Rounded mirror frames aren’t really a big deal

The fact is that making mirrors with rounded-corner frames isn’t terribly challenging for us. Once the tooling is in place to bend the 4.75-inch radius corners into the steel frame and cut the matching curves in the corners of the copper-free mirrored glass, the rest of the process is the same as for some of our other mirror designs. And because many of our designs share the same high-quality materials and close manufacturing tolerances, adding rounded-corner frames is just part of the process.
What makes rounded mirror frames stand out is everything around them.

We live in an angular world

We surround ourselves with angles — in our houses and buildings, our streets and cities. The organic world around us has few hard angles, but the things we build ourselves are more likely to have sharp angles than not. And the reason is, angles are easier and cheaper to manufacture. It’s much simpler to join two boards or pieces of metal at an angle than to make them bend. Corners are efficient and functional, so we’re conditioned to expect and accept them.

That means that when we encounter a curve where we expect an angle, it catches the eye. It’s a small surprise — and a pleasant one. There’s something pleasurable about finding a curve where there doesn’t need to be one.

Like a bathroom.

Bathrooms are also mostly angular places. Yes, there are curves where you would expect them; where they serve a purpose: the bowl of a toilet, the rims of most lavatories, the handles of faucets. But countertops are nearly always cut with straight lines. Toilet stalls have walls that meet at 90-degree angles. Lights set in the ceiling and joints between tiles in the floor have sharp corners. And mirrors nearly always do, too. So when you find mirrors with rounded-corner frames … it catches the eye. It’s a pleasant surprise.

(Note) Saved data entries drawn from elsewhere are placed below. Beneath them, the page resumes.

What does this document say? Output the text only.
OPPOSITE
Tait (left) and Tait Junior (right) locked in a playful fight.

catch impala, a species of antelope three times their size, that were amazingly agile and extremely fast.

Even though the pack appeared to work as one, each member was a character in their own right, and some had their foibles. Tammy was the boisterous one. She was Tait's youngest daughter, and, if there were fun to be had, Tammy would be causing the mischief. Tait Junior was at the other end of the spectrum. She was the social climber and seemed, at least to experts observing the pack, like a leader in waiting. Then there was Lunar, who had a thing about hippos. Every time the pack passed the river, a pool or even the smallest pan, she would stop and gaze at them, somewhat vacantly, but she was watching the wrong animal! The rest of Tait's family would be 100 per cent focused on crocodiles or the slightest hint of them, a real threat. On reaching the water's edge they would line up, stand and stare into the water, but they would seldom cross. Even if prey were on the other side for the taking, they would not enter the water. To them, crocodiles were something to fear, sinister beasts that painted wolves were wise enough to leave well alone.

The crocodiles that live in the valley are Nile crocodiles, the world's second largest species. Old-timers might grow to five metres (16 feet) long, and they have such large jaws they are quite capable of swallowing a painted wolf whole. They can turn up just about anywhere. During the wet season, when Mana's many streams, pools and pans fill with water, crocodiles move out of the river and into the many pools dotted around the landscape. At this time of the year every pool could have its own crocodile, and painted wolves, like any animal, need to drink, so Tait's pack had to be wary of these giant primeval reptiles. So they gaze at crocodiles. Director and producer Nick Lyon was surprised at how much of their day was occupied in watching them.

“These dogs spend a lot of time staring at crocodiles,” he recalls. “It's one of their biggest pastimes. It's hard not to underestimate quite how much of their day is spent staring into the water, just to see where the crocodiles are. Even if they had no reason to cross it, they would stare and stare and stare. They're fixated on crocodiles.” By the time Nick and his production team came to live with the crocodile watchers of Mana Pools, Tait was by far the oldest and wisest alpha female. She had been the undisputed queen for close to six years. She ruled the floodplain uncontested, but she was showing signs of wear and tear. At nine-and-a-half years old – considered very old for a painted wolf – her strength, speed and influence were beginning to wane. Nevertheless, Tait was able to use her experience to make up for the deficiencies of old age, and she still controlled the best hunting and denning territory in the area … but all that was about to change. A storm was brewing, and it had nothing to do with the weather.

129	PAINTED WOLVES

This is even more true in a hallway, one of the most angular spaces we see every day. A hallway is a straight route between one place and another. The floor meets the walls that meet the ceiling in a long rectangle that provides an efficient and businesslike route to our next destination. So when a guest walks down that hallway and passes a rounded mirror frame, they notice. They may even stop to appreciate it, and then use it for what a mirror’s actually for.

Does choosing a rounded mirror frame matter?

No, not really. All of our mirror choices are elegant and functional. Some are lighted. All are well-designed.

But if you choose a mirror with one of our rounded-corner frames that’s powder-coated to match or complement your interior design, it says something. It’s an intentional, thoughtful choice that tells visitors and guests you want them to notice things. That you take an interest in even the most functional things around them. That you want them to appreciate that you appreciate them — enough to go out of your way to choose fixtures that surprise and please.

At S2 Design, we go out of our way to create luxurious fixtures. All of them represent our standards, our creativity and our dedication to elegant accessories. Every one of our mirrors says that about us.

Choosing a rounded mirror frame says a little more … about you.